Troubled Scandinavian airline SAS, which has filed for bankruptcy in the United States, reported deeper losses in the fourth quarter on Wednesday.

Crisis-stricken airline SAS records heavy losses

Net losses amounted to more than 1.2 billion Swedish kronor ($117 million) in the August-October period, compared to a loss of 744 million kronor a year earlier, the company said in a statement.

“As with previous quarters in 2022, the currencies (foreign exchange) and jet-fuel price have brought strong headwinds for our business,” said SAS chief executive Anko van der Werff.

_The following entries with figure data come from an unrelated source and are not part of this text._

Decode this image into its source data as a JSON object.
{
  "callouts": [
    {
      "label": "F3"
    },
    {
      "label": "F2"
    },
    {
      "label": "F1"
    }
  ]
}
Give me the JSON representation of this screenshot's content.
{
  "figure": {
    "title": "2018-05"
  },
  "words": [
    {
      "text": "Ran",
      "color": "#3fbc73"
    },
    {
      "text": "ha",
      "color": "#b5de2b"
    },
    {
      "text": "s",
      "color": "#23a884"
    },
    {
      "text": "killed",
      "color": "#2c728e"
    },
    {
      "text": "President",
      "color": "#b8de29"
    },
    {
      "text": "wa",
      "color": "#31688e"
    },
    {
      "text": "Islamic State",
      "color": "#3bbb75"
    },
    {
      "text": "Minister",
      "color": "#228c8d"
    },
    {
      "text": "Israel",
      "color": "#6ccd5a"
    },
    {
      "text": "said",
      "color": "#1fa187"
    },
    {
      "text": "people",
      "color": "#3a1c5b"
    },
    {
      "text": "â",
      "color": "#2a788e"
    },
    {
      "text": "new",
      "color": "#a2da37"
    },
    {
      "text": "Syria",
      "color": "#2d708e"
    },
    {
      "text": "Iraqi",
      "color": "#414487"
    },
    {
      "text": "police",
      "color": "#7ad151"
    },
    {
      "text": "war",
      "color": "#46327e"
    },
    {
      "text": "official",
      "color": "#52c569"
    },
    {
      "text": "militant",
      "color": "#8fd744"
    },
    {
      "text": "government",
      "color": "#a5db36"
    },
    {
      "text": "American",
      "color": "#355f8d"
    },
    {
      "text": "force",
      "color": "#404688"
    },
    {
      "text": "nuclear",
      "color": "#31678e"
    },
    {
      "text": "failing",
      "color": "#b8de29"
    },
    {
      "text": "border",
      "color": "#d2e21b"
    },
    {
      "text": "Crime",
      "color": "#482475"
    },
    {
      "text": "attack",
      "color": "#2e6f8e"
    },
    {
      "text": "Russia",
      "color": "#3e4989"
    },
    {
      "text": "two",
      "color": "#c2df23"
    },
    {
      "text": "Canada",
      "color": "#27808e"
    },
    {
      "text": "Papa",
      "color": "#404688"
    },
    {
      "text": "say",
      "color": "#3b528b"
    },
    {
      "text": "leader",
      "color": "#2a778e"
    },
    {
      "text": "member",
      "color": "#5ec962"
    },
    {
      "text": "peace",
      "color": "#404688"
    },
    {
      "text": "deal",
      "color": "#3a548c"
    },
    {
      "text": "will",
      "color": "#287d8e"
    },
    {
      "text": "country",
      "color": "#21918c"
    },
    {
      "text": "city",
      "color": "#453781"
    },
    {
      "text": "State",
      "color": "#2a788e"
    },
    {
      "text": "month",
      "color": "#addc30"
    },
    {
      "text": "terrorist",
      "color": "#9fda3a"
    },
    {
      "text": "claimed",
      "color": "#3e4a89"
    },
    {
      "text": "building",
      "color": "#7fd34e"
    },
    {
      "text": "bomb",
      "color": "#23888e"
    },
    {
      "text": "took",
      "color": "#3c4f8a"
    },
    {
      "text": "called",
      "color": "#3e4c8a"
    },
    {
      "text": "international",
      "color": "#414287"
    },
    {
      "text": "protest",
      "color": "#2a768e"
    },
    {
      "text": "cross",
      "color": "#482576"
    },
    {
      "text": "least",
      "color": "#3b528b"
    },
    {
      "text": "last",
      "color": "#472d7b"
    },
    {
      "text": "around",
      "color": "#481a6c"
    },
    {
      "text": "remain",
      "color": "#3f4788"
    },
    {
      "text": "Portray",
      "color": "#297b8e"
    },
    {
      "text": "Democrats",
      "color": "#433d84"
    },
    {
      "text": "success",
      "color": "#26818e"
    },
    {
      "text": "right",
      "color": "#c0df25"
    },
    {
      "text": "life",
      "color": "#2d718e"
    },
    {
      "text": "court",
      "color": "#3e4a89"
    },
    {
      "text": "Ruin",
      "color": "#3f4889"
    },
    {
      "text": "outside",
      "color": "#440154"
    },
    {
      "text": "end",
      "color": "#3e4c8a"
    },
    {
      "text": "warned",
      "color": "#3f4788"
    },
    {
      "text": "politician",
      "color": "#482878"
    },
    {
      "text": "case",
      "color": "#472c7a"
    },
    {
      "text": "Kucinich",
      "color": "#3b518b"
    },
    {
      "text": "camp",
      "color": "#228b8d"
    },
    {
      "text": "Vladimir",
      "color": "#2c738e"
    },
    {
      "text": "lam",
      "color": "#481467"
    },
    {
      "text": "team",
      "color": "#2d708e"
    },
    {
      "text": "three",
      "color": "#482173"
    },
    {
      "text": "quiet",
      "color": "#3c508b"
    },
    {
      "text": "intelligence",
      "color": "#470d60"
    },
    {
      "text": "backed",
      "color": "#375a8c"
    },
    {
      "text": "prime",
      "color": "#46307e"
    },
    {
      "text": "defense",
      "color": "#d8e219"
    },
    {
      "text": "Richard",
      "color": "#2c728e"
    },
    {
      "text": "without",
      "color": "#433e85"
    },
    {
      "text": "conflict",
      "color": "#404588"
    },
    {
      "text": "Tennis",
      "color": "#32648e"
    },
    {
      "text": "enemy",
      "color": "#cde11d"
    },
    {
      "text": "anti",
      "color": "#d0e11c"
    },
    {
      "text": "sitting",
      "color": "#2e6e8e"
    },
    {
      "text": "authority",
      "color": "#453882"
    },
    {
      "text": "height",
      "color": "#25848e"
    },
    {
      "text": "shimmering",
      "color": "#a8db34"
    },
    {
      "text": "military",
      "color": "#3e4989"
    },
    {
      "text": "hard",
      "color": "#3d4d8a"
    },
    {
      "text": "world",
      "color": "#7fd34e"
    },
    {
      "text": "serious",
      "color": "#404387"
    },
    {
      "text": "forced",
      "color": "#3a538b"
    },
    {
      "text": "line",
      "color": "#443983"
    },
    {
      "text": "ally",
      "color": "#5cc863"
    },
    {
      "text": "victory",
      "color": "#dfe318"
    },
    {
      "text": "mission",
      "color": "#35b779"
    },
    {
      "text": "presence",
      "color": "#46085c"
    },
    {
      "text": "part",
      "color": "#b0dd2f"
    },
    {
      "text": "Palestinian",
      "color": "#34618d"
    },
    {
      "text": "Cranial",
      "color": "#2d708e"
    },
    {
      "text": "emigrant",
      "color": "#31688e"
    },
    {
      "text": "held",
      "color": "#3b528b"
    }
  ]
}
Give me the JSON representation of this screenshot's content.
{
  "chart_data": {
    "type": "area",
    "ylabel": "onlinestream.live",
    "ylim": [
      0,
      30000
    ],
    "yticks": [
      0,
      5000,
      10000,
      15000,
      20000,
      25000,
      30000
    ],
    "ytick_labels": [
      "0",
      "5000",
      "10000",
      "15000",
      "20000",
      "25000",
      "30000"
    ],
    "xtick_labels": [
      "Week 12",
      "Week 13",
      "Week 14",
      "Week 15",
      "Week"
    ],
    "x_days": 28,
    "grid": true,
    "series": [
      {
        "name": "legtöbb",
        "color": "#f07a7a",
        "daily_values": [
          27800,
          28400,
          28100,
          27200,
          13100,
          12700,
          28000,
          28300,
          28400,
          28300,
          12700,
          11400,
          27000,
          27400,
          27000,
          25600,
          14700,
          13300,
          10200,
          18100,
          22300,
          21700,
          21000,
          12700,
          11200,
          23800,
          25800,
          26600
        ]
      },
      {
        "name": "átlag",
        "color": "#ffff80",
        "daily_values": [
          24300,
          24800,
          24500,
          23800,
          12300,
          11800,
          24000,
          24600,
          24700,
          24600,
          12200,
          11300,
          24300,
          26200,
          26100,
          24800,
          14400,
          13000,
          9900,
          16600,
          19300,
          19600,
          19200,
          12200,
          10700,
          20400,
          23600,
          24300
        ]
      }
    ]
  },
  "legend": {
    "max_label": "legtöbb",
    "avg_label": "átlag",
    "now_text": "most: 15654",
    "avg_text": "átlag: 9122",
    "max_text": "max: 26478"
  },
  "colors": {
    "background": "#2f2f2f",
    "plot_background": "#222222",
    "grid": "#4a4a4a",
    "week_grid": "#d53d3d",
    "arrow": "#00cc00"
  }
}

The airline, however, saw the “highest number” of passengers since the beginning of the Covid pandemic, with healthy demand in the summer, van der
Werff said.

The airline, which cut 5,000 jobs in 2020, is preparing for “substantial recruitments and rehirings” to meet the expected increase in demand next
summer, he added.

SAS filed for Chapter 11 bankruptcy proceedings in the United States in July — a move allowing a company to restructure its debts under court
supervision.

Van der Werff said the airline expected to complete the court-supervised process during the second half of 2023.

Earlier this year, The airline posted a net loss of 1.84 billion kronor ($170 million) for the May-July period, compared to a loss of 1.33 billion kronor a year earlier.

Earnings were “severely affected” by the 15-day pilot strike between July 4th-19th, which led to the cancellation of some 4,000 flights affecting more than 380,000 passengers, the company said in a statement.